A pioneering advocate of realistic depictions of the natural world
The White Horse 1818-1819
This is a full-size oil sketch of one of the artist's first large-scale landscape paintings. The final version, now part of the Frick Collection in New York, was first exhibited in 1819 at the Royal
Academy and was the beginning of a series of works that became famously known as the "six footers" for their grand size. The scene is a view from the south bank of the River Stour in the countryside around Suffolk, England, where the artist was born. The barge in the lower left corner is carrying a horse from the towpath on the near side of the river to the opposite bank.
The Hay Wain 1821
One of the most popular attractions at the National Gallery in London, The Hay Wain is now perhaps the most famous of English landscape paintings. But there’s an irony here, for it failed to find a buyer when shown at the Royal Academy in 1821 and was feted not in Britain but in France, where it won the Gold Medal from Charles X after being exhibited at the Paris Salon in 1824, and inspired the French Romantics Delacroix and Gericault. A wain is an old name for a wagon, which we see crossing the Stour. In the distant meadow are workers making hay, and on the left is the cottage of Willy Lott which today still stands unspoilt, much as Constable would have known it.
The Valley Farm, 1835
This work shows a view of Willy Lott's House at Flatford from the River Stour. The farmer lived continuously in the same house for over eighty years and for Constable it came to represent an important part of the Suffolk landscape, a nostalgic symbol of the 'natural' way of life. The building features prominently in earlier works by Constable, including The Mill Stream (circa 1810, Tate N01816) and The Hay Wain (1820-1, National Gallery, London
The Cornfield, 1826
A boy has paused from the thirsty work of herding sheep at noon to lie flat on the bank of a pool and drink its cool water. This vision of a Suffolk lane in high summer was painted in January to March 1826 in Constable’s studio in London. The lane winding into the cornfield is based on Fen Lane, along which Constable had often walked as a boy from his own village of East Bergholt to Dedham, where he attended school. The lane still exists but the countryside shown beyond it was largely invented. Constable exhibited the painting at the Royal Academy in 1826, and it failed to sell.
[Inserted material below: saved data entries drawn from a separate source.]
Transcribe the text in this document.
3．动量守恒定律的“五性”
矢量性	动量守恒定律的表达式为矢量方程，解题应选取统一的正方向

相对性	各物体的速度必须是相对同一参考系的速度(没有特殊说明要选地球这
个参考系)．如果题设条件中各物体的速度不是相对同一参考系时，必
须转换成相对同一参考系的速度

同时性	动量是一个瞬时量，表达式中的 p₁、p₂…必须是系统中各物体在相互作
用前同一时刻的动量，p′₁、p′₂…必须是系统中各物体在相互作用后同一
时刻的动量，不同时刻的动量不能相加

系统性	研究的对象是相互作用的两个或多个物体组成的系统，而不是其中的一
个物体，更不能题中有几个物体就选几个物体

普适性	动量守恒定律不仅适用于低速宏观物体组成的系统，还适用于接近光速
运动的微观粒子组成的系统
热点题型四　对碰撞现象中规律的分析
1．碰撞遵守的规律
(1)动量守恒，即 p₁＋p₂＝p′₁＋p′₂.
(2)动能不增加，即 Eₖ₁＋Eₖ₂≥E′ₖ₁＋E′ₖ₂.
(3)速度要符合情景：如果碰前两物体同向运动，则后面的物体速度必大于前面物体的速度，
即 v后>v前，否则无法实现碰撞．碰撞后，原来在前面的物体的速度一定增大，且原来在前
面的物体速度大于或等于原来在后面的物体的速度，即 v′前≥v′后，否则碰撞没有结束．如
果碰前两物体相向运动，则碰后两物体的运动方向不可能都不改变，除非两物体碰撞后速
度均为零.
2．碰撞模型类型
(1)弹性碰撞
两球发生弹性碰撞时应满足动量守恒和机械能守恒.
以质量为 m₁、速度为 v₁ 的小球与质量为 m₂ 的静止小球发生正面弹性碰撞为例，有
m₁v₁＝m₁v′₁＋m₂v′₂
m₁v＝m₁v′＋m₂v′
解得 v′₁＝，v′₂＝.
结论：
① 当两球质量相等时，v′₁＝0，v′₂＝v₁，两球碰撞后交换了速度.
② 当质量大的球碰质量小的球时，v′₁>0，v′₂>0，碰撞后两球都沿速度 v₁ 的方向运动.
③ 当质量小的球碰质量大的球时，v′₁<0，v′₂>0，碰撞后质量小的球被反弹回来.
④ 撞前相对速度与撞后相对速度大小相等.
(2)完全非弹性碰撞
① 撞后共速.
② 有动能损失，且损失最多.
Salisbury Cathedral from the Meadows, 1831
Acquired by the Tate Collection in 2013, this had been part of a private collection since 1983. Constable called it 'The Great Salisbury' and showed at the Royal Academy in 1831. It’s a much more dramatic and turbulent work than his earlier Salisbury pieces. The sky is more varied and wild, an image of his feelings in the years after his wife’s death. But there is hope in the painting too – the Cathedral stands for hope and resurrection, its spire haloed by a circle of blue sky in amongst the dark clouds above. The horses in the foreground are revivifying themselves by drinking the waters of the River Avon, and a rainbow – a meteorological impossibility given the sky – suggests optimism for the future.
The Lock, 1824
Another scene of rural labour on the Stour, Constable
shows a man in red waistcoat struggling to open the lock at Dedham to let a boat pass along the river. On the far side of the lock, we can make out another man, apparently digging with his horse and dog, and across the fields in the distance is Dedham Church. Stretching its branches up into the sky is a great tree, whilst the sky is beginning to bruise slightly and darken.
The Lock realised £22.4 million achieving a world record price for the artist at auction in the Old Master & British Paintings Evening Sale at London, King Street on 3 July 2012. Originally exhibited at the Royal Academy in 1824.
Stonehenge, 1835
Constable painted this watercolour at a sad time in his life. Both his wife, Maria, and his closest friend, John Fisher, had died, and his two eldest sons had left home. He is perhaps expressing his personal unhappiness in the watercolour, for the image is certainly a melancholy one. The painting was exhibited in the Royal Academy Summer Exhibition of 1836. Some of the lines that accompanied this painting in the catalogue describe 'The mysterious monument of Stonehenge, standing remote on a bare and boundless heath...'. Constable himself probably wrote them..
Cloud Study, 1822
Constable’s oil studies of skies show a remarkable understanding of the structure and movement of clouds. Most also give a good impression of their three-dimensional volume.
The studies vary in size. This is one of only four examples he painted on a larger format. The larger the scale the more difficult Constable found it to balance crispness of detail with speed of execution. This is why the larger cloud studies tend to be more generalised. The inscriptions on the back – ‘11 o’clock’ and ‘Noon’ – indicate that this study took him about an hour to paint.